I think it’s important to understand that there are many shades of grey – what works for Sky News wouldn’t work for Tech Crunch and vice versa. This policy is neither surprising nor as draconian as some commentators have implied – what’s more interesting will be observing if it becomes indicative of Sky News’ shift to a markedly different kind of news provider.

Why Google+ stands above other social networks

Google+ launched last week, and it was predictably oversubscribed within hours by geeks wanting to get a piece of Google’s latest foray into social networking. I created an account after about a day of the service going live, and so far I’m really impressed.

The first thing that I love about the service is that it allows me to choose who I distribute information to at the point of sharing. This means that I don’t have to set up my privacy settings in advance (a la Facebook) but can instead share things depending on who I’ve sorted into various ‘Circles’.

So far I’ve divided my contacts into FriendsAcquaintances, and Journalism. It means that I can share as much as possible without alienating any of the groups with potentially divisive content.
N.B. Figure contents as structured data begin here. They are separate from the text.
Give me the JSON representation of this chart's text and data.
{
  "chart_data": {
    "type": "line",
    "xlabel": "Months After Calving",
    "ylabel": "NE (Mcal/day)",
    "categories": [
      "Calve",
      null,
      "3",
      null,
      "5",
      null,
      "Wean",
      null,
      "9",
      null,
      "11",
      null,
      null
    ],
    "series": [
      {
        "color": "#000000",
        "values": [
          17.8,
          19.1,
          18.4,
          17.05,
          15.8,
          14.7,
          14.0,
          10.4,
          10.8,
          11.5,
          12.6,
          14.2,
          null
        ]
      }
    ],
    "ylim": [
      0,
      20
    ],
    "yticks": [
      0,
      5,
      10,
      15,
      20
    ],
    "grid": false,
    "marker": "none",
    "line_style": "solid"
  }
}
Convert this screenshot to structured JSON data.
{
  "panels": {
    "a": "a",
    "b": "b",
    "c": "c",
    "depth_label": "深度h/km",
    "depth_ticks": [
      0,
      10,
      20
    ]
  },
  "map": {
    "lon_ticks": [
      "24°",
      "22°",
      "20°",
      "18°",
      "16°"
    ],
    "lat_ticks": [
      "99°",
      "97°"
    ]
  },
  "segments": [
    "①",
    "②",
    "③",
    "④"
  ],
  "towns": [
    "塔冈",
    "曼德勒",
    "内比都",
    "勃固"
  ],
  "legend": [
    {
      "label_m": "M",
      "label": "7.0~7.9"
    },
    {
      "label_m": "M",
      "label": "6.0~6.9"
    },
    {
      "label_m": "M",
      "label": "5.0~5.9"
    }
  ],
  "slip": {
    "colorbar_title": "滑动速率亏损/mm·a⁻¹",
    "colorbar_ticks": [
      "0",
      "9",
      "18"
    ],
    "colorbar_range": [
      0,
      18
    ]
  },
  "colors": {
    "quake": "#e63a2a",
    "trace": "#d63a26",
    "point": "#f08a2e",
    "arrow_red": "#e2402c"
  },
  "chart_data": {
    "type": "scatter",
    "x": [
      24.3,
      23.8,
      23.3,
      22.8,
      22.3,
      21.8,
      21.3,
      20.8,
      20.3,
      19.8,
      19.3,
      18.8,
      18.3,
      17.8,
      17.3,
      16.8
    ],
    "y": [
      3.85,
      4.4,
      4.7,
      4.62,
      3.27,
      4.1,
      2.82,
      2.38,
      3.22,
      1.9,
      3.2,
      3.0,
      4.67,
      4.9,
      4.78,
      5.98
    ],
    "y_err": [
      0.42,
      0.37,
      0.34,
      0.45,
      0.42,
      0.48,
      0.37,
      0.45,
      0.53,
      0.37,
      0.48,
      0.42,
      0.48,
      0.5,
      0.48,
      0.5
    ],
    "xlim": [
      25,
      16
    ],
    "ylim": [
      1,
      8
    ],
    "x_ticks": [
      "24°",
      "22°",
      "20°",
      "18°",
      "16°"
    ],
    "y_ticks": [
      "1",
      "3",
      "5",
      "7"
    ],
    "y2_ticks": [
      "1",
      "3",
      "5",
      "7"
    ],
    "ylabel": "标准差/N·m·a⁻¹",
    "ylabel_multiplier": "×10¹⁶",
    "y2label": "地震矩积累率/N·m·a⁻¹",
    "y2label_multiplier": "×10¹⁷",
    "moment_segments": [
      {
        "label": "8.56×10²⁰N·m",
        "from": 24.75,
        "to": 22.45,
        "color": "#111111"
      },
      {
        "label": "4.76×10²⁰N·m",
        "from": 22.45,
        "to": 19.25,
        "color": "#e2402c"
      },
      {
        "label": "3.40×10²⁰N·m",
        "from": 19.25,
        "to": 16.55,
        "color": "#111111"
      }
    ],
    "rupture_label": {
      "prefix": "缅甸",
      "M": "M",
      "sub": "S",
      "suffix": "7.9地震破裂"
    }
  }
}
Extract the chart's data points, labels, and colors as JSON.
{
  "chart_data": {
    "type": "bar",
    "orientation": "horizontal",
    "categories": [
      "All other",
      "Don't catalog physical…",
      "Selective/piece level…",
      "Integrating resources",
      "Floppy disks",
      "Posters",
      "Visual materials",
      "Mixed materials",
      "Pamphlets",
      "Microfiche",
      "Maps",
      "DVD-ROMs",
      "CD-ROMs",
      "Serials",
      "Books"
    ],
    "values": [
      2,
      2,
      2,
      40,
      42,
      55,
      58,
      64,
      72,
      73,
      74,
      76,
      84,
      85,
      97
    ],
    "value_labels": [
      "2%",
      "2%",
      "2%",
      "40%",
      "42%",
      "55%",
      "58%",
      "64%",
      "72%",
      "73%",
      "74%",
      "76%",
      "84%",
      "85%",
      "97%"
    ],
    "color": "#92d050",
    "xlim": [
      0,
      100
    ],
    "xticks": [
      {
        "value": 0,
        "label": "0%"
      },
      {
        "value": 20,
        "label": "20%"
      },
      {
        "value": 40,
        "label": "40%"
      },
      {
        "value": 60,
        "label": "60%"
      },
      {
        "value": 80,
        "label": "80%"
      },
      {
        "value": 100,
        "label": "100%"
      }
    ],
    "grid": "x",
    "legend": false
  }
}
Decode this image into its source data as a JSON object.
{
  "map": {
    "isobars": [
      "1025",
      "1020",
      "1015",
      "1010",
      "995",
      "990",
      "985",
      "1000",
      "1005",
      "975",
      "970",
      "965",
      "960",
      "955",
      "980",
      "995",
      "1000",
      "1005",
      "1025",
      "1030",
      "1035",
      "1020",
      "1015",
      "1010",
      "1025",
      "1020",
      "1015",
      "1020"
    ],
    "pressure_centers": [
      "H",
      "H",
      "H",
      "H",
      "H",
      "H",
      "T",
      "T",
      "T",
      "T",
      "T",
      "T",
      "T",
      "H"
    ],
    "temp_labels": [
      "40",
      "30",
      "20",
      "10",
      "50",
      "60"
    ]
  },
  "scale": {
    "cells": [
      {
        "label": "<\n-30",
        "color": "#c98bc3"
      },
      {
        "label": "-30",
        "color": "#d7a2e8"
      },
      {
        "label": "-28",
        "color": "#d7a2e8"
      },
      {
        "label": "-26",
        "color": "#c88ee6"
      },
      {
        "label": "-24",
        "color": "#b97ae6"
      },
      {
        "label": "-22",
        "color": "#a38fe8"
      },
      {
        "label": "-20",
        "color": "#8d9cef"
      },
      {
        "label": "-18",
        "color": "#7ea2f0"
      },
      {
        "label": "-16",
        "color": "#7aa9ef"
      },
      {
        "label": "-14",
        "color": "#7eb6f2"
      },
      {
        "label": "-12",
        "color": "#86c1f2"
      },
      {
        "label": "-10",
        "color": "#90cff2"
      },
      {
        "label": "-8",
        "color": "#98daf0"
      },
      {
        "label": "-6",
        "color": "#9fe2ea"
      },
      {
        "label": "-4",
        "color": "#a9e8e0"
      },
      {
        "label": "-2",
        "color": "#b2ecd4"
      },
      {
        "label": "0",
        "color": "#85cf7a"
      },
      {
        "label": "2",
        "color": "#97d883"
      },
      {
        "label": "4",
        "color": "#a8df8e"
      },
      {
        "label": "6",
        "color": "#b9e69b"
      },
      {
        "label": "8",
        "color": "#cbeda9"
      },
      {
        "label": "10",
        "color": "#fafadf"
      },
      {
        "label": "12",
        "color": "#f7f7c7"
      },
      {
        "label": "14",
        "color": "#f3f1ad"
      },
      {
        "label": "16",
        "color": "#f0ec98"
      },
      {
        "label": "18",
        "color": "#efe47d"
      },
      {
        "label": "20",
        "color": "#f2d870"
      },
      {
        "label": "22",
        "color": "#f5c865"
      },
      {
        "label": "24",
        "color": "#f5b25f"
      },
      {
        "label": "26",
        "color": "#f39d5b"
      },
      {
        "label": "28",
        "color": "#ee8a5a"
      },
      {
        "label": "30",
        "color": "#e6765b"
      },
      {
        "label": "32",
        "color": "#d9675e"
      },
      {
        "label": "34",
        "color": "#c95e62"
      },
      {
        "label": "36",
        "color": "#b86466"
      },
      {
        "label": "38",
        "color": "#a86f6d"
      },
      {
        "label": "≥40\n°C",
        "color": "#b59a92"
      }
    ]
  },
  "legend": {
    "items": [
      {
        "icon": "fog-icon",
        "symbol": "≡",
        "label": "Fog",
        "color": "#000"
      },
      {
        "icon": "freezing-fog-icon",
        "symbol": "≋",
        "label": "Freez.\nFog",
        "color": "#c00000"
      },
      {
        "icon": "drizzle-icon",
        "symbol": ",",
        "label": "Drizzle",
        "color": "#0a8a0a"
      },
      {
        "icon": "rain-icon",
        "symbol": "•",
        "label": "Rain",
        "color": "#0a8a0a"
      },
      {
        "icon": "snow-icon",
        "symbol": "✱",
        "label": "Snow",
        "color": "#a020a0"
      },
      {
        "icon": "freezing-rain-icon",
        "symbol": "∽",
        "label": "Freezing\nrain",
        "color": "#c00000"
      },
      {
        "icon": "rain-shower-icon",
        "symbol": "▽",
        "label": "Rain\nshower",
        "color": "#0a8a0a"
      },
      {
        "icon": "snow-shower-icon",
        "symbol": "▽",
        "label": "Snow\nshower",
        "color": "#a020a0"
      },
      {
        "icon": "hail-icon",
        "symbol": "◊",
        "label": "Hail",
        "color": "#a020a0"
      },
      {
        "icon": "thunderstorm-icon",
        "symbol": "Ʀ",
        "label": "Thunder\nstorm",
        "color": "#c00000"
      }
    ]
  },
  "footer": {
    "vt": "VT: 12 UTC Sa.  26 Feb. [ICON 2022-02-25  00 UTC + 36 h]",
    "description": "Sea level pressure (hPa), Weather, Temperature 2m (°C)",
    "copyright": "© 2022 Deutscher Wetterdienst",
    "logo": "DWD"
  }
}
I often hold back from posting journalism-related links on Facebook, for the simple reason that people on my friend list don’t really care. In the same way that the average pub punter is unlikely to want to hear about the latest trend in digital journalism, your Facebook friends would rather generate conversations around socialising than anything professional.

What Google’s Circles feature allows me to do is, in essence, be all things to all people. I can post interesting links that will appeal to the ‘journalism’ Circle, and I can post Lolcats to the ‘friends’ Circle. Neither Circle will ever be aware of the others content, unless I explicitly specify before posting.

It’s a remarkably new and yet obvious way of sharing information, and it’s for that reason that I want to bring as many ‘normal’ people over to the service.

Robert Scoble writes:

“Come on now, we geeks and early adopters and social media gurus need a place to talk free of folks who think Justin Bieber is the second coming of Christ. That’s what we have in Google+ right now. Do we really want to mess that up?”

I don’t like the perception that everyone who isn’t a ‘social media guru’ shouldn’t be included or invited into Google+.

Twitter is blinkered and incestuous enough. Despite the great value and pleasure that I get from it, there’s no escaping the fact that many heavy Twitter users have a distinct set of values, interests and beliefs, which can lead to a delusion that what’s considered a norm by the Twitter crowd has resonance among a wider set of the population.

Google+ offers the best of both worlds through its selective sharing. Because what Google have created isn’t just a social network, it’s an entire platform that can be applied in so many more ways than Twitter or Facebook. Twitter does things like information gathering and crowdsourcing very well, and Facebook offers a great platform to share photos and memories with friends.

But neither offer the kind of thing that Google+ is now capable of. Google have built their entire adored toolset (Mail, Calendar, Documents, Photos, Reader) and now made it more shareable and accessible.

The Google toolbar hovers at the top of the screen, showing notifications in the top right corner, and allowing sharing from any Google site. You can post video, text, photos or location information to Google+ without even visiting the Plus homepage.

That means I can work on a collaborative Google document, publish it to the web and then instantly share with say, a ‘work’ Circle, so everyone can see the latest draft of what I’ve been writing. Again, a new way of doing things yet obvious and simple.

There are many more features to be discussed with regards to Google+, the potential of Sparks as a personalised newsfeed, video chat in Hangout and instant messaging in Huddle.

I’m sure that “How can journalists use it?” is a big one for many people.

For the moment, I think it offers promise and an exciting way of sharing information, but will ultimately sink or swim based on whether people who aren’t technologists, journalists or other media reptiles see any value in it.